BMW 1-Series Marks Automaker's Biggest Online Effort Yet

By Michelle Krebs April 7, 2008

A campaign now under way for the BMW 1-Series makes extensive use of nontraditional 2008_bmw_1series_250   media and is trying to promote the tiny compact coupe and convertible as a "pure BMW," The New York Times reports.

Patrick McKenna, manager for marketing communications at BMW of North America in Woodcliff Lake, N.J., told The New York Times that the 1-Series introduction represents “the highest concentration of nontraditional media of any BMW launch.”

Almost half the spending for the campaign, estimated at $15 million to $25 million, is devoted to online media, the paper reports. By comparison, Internet ad spending for other models ranges from 1 percent to 15 percent of the total ad budgets, BMW executives told the paper.

The online elements of the 1-Series campaign include: letting members of the Facebook social-networking site  design virtual cars and send them to Facebook friends; buying dominant positions on the home pages of msn.com and yahoo.com; posting video clips on YouTube; and developing a microsite devoted to the 1-Series.
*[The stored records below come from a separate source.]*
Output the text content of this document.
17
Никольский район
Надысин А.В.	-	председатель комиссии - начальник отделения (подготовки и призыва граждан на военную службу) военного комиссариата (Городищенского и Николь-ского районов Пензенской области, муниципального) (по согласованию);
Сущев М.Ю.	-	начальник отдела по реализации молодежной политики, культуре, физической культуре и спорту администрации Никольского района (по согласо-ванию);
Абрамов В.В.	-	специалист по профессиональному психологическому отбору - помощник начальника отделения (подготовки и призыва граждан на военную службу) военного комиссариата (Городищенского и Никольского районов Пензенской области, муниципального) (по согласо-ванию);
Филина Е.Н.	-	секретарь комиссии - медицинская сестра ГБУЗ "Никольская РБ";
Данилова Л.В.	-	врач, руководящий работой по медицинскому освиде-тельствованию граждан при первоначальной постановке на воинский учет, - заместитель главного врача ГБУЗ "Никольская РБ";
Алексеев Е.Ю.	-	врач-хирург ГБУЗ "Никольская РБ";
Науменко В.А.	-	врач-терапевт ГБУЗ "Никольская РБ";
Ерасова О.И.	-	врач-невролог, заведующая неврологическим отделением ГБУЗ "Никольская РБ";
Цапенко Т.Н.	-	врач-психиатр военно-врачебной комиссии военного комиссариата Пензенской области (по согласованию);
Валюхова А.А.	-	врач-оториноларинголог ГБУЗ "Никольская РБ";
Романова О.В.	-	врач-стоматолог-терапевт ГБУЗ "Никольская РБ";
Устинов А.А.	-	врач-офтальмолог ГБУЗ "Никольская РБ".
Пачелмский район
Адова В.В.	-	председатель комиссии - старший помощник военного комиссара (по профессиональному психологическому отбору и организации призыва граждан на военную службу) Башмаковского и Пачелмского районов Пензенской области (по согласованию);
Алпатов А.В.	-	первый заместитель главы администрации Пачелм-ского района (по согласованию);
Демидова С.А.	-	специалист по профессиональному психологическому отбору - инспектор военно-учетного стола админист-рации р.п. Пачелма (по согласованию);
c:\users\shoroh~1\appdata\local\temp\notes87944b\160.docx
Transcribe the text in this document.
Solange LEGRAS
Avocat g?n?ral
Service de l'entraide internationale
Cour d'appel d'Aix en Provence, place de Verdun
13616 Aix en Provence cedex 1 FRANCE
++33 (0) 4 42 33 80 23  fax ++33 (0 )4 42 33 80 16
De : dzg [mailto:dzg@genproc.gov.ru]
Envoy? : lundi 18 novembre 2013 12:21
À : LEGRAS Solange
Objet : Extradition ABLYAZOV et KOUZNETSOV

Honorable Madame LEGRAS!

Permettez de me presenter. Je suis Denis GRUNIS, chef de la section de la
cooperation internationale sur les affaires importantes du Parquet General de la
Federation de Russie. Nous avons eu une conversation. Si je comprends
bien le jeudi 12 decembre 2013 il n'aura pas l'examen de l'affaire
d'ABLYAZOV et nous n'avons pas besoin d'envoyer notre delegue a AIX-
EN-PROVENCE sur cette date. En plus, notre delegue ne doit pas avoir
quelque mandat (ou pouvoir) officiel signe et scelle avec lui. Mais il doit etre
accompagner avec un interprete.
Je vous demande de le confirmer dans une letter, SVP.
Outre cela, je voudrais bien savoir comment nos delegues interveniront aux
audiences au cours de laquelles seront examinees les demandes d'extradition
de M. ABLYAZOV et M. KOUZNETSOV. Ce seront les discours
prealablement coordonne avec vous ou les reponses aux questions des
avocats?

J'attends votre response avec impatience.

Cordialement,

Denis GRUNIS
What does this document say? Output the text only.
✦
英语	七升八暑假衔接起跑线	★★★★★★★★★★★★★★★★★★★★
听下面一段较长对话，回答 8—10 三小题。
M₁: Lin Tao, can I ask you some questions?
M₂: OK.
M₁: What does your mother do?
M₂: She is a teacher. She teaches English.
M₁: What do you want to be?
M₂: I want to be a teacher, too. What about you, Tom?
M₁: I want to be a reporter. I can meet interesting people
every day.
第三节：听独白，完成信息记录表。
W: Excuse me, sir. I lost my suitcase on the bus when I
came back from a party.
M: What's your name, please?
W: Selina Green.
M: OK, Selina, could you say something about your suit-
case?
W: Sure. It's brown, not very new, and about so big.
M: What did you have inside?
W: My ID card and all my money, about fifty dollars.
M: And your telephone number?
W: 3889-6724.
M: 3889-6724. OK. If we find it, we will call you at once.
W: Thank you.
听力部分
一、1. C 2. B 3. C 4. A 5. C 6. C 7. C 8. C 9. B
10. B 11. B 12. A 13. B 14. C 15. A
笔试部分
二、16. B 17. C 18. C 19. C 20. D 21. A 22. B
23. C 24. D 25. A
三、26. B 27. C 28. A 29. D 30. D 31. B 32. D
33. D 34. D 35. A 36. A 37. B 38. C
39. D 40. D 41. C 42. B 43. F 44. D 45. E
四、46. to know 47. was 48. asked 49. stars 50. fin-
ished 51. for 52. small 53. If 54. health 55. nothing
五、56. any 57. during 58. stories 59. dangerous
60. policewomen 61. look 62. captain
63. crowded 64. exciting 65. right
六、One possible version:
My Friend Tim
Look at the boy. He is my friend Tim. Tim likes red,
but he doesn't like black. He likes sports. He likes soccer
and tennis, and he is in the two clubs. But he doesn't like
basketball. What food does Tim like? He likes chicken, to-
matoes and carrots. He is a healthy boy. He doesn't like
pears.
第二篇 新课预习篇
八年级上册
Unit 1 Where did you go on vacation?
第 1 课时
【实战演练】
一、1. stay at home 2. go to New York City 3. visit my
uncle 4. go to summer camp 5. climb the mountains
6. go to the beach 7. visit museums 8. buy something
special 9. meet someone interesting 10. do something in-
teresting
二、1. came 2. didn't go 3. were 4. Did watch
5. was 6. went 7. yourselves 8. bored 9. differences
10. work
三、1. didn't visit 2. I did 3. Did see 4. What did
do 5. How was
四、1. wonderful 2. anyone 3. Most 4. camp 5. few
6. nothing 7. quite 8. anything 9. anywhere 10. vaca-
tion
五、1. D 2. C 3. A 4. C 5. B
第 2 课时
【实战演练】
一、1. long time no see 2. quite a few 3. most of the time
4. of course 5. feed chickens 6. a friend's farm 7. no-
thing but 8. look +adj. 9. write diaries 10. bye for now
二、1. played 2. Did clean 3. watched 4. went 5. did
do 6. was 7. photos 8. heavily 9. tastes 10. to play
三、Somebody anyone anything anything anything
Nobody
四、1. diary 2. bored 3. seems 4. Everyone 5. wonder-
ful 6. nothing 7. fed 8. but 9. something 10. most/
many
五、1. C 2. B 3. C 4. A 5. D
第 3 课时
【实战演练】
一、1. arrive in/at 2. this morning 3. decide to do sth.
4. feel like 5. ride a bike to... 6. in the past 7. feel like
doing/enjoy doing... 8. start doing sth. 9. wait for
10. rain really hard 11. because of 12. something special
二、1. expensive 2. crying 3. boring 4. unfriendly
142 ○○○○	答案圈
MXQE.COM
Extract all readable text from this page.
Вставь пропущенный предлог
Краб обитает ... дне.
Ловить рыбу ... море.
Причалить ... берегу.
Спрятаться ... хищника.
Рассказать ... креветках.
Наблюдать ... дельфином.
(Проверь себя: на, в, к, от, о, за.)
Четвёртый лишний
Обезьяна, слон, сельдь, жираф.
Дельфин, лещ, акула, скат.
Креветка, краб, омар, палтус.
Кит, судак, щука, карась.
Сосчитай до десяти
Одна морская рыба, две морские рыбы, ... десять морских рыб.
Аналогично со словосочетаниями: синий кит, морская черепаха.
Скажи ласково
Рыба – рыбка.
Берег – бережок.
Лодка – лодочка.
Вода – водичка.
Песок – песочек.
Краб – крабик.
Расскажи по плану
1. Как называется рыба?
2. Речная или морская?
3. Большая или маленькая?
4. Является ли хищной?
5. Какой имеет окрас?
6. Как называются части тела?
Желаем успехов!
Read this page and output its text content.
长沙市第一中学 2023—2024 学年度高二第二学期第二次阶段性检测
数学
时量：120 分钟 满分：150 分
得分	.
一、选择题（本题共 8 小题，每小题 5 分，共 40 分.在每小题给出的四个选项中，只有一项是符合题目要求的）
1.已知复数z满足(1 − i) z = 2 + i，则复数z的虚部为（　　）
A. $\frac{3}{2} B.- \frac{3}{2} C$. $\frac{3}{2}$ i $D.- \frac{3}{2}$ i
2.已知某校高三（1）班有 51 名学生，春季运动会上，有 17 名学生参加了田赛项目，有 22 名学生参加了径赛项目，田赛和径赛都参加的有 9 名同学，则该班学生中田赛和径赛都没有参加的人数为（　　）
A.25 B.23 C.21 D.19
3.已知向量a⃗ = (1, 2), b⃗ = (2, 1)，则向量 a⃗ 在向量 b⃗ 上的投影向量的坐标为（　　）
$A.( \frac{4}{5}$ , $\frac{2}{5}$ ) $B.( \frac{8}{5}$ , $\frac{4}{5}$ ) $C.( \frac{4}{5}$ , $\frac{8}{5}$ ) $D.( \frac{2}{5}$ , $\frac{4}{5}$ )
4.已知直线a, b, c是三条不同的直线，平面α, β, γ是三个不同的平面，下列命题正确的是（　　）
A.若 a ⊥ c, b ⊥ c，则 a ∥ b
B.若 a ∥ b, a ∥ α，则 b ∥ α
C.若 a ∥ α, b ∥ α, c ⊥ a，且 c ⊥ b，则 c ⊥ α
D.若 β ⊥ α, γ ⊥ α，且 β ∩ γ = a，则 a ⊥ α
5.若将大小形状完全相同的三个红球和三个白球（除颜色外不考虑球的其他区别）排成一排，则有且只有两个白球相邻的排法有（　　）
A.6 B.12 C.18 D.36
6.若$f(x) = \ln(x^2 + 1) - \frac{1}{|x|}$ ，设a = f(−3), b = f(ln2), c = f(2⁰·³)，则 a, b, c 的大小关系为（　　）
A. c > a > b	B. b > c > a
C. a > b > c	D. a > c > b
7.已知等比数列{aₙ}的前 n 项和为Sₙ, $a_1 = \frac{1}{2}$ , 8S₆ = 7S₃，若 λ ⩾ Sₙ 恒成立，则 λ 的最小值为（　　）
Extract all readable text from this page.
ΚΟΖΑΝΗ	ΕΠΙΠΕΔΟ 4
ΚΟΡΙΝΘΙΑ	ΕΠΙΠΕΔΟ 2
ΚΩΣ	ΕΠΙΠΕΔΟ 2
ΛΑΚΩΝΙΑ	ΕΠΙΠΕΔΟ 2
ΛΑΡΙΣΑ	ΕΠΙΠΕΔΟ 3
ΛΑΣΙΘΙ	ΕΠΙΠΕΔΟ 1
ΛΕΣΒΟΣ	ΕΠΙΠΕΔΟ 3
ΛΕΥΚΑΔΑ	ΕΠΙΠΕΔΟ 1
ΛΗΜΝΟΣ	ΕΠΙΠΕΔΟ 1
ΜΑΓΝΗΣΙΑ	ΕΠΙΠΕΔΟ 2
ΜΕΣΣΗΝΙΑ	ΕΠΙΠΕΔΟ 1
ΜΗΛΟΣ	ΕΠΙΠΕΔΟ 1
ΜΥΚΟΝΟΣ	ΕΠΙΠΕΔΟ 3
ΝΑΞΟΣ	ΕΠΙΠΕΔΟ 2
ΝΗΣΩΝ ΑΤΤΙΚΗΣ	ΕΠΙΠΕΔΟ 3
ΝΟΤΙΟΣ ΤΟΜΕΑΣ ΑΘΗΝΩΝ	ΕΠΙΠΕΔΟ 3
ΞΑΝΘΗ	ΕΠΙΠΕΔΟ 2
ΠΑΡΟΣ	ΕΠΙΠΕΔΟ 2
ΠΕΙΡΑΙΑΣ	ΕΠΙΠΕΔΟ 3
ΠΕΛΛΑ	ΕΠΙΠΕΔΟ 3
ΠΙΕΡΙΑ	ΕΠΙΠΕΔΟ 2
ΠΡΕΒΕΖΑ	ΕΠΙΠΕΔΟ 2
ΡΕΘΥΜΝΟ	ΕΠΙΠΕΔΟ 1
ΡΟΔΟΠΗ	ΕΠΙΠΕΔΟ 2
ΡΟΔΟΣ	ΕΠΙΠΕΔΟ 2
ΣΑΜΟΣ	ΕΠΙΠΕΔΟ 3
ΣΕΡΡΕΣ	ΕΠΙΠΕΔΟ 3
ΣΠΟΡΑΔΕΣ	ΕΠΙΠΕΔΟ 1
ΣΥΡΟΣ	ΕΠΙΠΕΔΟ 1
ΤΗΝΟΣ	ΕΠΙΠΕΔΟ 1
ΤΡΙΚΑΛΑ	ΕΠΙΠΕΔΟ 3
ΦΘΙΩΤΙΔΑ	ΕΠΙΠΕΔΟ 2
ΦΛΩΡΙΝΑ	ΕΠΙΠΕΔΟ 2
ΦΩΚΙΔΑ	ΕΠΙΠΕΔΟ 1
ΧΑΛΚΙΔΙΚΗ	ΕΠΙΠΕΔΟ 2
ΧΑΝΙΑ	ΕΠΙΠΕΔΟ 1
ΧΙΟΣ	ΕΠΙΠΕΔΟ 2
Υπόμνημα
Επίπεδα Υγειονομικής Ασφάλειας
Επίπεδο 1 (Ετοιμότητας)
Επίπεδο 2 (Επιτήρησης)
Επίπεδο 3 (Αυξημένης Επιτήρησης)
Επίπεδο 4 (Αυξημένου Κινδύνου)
The New York Times' advertising column in Monday's paper points out unconventional approaches for the traditional media as well. Three magazines — City, Dwell and Paste — are printing pure-white covers that are glued over the actual front covers of the issues; there are ads for the 1-Series on the other sides of the extra covers. Magazines like City and AutoWeek are running tiny ads for the 1-Series with numerical themes at the bottom of editorial pages, which double as page-number identifications. For instance, a tiny ad for a white car on page 26 of the April issue of City is next to this sentence: “26: number of bones in right foot you’ll use to crush the gas pedal on the all-new BMW 1-Series.” At the bottom of page 60, there is a miniature red car and this sentence: “60: m.p.h. you can reach in 5.1 seconds with the all-new BMW 135i coupe.”

The general gist of the campaign seeks to reassure potential buyers that the new model is indeed a “pure BMW” despite being smaller and less expensive.

The ads are a collaboration between two agencies: GSD&M Idea City in Austin, Tex., part of the Omnicom Group, and Dotglu in New York, part of the Kirshenbaum Bond & Partners division of MDC Partners.